On the same theme, the remainder of the eurozone PMIs were released throughout the week and continued to undershoot expectations. In manufacturing, Spain (47.7 vs. 48.2 expected), Italy (47.8 vs. 48.1 expected) and France (50.1 vs. 50.3 expected) disappointed, which helped drag the overall eurozone composite down to 50.1, vs. an expected 50.4. Similarly to the US, the weakness in manufacturing taking a toll on services was evident, causing the economic outlook to deteriorate.

The chance of the Fed cutting rates at its October meeting has increased significantly due to poor data

After the disappointing ISM data during the week and uninspiring non-farm payroll numbers on Friday, the market now expects a further cut to the Federal Reserve Effective rate at their October meeting. Based on market pricing, the probability of a cut has almost doubled from 40% to 79% since the beginning of this week. With just two meetings left this year, the probability of two cuts is now just over 50%.
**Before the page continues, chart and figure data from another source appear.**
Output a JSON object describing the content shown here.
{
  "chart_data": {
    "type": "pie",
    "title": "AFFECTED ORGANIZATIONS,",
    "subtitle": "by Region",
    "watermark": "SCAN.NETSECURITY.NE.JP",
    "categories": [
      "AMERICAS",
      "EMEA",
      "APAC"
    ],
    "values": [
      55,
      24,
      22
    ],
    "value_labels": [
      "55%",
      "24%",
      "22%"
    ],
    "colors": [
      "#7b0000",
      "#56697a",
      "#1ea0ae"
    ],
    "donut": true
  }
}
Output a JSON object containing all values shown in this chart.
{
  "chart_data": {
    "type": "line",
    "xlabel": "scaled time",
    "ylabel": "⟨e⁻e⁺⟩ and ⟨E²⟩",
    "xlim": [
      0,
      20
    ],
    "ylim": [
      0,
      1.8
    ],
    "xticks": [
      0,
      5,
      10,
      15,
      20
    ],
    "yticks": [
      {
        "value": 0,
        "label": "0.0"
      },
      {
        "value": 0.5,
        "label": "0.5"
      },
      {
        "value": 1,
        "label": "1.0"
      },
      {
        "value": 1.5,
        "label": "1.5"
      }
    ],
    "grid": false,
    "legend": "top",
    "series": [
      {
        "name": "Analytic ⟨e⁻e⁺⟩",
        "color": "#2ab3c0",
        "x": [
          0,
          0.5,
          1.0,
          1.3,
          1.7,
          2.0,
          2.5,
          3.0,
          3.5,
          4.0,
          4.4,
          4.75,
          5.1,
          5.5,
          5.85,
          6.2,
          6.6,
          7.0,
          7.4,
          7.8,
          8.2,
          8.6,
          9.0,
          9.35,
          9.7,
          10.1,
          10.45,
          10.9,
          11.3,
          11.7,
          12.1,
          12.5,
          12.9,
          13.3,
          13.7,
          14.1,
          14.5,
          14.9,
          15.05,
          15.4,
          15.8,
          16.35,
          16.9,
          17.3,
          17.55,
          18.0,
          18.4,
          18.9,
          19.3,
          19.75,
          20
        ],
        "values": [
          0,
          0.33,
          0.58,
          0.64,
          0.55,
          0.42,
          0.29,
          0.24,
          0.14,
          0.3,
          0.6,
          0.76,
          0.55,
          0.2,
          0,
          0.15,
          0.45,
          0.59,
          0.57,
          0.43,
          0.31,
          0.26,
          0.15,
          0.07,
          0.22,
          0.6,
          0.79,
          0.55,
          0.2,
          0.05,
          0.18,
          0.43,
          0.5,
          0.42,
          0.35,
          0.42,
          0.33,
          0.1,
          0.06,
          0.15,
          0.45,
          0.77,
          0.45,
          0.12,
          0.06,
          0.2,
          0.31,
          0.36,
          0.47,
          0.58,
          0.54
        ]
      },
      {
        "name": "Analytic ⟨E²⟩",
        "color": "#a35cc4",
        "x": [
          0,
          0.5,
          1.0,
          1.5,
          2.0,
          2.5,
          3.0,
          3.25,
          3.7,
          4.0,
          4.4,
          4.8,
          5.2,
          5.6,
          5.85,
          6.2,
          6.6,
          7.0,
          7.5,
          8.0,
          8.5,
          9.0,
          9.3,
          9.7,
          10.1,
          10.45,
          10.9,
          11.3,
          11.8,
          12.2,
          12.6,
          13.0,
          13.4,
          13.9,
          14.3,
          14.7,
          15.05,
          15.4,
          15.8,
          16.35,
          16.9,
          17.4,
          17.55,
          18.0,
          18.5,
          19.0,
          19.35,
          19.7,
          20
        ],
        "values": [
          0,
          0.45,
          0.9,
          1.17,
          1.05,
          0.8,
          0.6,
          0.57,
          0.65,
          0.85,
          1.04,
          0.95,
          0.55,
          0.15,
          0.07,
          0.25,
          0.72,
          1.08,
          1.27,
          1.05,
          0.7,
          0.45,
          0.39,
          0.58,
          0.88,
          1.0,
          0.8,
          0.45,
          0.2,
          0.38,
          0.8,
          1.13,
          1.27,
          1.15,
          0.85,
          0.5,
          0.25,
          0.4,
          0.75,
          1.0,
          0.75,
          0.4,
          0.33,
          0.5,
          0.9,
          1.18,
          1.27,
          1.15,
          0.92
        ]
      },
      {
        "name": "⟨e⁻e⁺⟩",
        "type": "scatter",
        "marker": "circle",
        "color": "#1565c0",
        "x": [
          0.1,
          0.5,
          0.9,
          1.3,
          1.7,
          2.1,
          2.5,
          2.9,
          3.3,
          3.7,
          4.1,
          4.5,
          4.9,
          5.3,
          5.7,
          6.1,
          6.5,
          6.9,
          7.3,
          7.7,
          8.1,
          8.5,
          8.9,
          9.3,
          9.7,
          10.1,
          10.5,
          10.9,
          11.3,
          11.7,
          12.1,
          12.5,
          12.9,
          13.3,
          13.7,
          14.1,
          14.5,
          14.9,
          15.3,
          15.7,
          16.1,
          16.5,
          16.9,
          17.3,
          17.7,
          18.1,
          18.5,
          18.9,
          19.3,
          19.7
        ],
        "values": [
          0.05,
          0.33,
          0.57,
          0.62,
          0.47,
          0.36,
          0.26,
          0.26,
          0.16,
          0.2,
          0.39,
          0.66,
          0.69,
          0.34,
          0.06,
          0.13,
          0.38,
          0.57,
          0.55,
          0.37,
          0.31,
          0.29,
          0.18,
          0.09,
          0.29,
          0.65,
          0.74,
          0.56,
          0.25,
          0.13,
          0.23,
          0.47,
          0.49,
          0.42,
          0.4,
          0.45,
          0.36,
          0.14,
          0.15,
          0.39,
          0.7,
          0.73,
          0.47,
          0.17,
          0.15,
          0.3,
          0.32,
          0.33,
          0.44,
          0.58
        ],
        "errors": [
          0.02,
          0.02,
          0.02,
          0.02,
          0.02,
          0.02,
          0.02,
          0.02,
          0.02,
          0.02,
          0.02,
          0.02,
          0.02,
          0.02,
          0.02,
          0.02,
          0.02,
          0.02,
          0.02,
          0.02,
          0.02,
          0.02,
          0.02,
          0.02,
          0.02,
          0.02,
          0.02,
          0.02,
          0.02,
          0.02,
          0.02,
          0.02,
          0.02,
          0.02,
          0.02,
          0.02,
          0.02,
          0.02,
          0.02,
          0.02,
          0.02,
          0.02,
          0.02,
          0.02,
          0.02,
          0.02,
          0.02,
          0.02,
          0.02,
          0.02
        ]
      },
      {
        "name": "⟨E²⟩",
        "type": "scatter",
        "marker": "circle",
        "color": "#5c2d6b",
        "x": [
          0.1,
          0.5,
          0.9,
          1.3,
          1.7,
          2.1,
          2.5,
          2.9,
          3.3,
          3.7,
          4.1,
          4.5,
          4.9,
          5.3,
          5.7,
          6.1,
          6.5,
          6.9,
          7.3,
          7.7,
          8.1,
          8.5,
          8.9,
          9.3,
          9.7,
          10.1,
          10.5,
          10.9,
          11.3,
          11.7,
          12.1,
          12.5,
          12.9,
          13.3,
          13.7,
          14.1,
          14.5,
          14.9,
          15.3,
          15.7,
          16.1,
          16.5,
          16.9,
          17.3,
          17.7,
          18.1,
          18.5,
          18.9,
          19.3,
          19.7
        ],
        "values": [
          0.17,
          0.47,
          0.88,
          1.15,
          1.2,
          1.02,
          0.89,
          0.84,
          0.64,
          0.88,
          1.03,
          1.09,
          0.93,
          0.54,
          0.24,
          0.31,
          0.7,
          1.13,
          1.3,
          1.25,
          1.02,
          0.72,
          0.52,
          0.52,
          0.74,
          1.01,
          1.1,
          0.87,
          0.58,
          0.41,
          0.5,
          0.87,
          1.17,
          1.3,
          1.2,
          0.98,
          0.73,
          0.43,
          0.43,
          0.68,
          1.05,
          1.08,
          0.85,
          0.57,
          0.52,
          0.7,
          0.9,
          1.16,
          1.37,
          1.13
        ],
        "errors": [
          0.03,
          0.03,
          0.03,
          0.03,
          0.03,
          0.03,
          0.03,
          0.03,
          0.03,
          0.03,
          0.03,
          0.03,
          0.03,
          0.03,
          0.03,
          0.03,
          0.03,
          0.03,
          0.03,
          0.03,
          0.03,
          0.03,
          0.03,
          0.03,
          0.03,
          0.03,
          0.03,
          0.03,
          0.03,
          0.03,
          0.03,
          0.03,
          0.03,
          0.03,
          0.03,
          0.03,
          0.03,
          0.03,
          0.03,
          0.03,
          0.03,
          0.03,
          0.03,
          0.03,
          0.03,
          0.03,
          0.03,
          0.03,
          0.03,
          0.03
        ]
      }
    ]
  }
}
Next week is relatively light on the data front, with trade talks between the US and China taking centre stage. Chinese Vice Premier Liu He is due to fly to Washington for talks, with the most recent news suggesting that both sides are adopting a more constructive tone. With that in mind, markets will be very sensitive to any developments.

The main data we are due to receive comes in the form of US CPI and PPI reports, the results of which could apply further pressure on the Fed ahead of its October meeting. With that in mind, it will be interesting to look out for any commentary released from Fed speakers.

Across the Atlantic, news from Europe will likely be dominated by Brexit headlines as UK Prime Minister Boris Johnson attempts to drive through an agreement deal on the UK’s departure from the European Union. Meanwhile, a flurry of data from Germany by way of industrial production and factory orders prints may add further fuel to the growth-uncertainty flames.